Desemprego atinge menor patamar histórico

IBGE também registra recordes no número total de ocupados, na formalização e na massa de rendimentos, com aumento salarial em vários setores

A taxa de desemprego no Brasil caiu para 5,2% no trimestre encerrado em novembro de 2025, conforme dados da Pnad Contínua divulgados nesta terça-feira pelo Instituto Brasileiro de Geografia e Estatística (IBGE).

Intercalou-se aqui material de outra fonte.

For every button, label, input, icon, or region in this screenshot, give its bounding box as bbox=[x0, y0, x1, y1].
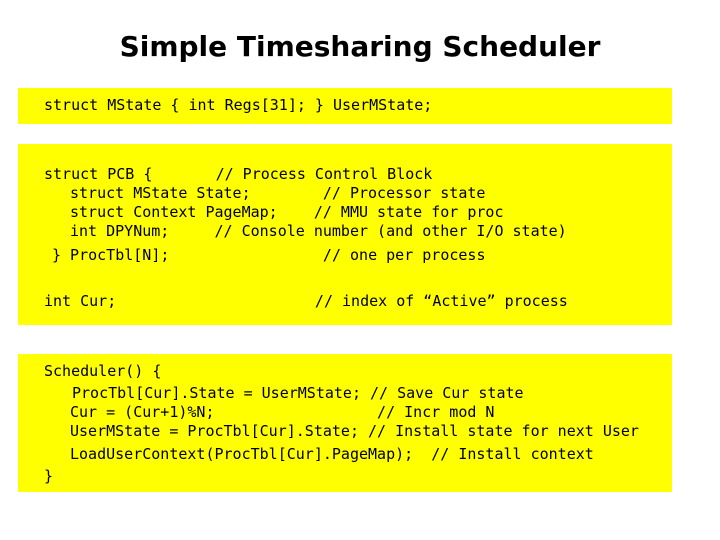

Este é o menor índice desde o início da série histórica, em 2012. No período, 5,6 milhões de pessoas estavam desocupadas, uma redução de 300 mil em relação ao trimestre anterior.

Principais destaques do mercado de trabalho:

  • Recorde de Ocupação: O número total de pessoas trabalhando atingiu 103 milhões, um aumento de 1,1 milhão em comparação com o mesmo trimestre de 2024.

  • Formalização em Alta: O contingente de empregados com carteira de trabalho assinada no setor privado manteve seu recorde, com 39,4 milhões de trabalhadores formais.

  • Queda na Subutilização: A população subutilizada (que inclui desempregados, subocupados e força de trabalho potencial) caiu para 15,4 milhões de pessoas, o menor número desde o final de 2014. O índice de subutilização é de 13,5%.

Rendimentos e Massa Salarial Batem Recorde:

O rendimento médio real habitual dos trabalhadores alcançou um novo pico, chegando a R$ 3.574. Combinado com o maior número de pessoas ocupadas, esse valor elevou a massa de rendimentos real habitual a R$ 363,7 bilhões. Esse montante representa um crescimento de 5,8% (R$ 19,9 bilhões a mais) em relação ao mesmo trimestre do ano anterior.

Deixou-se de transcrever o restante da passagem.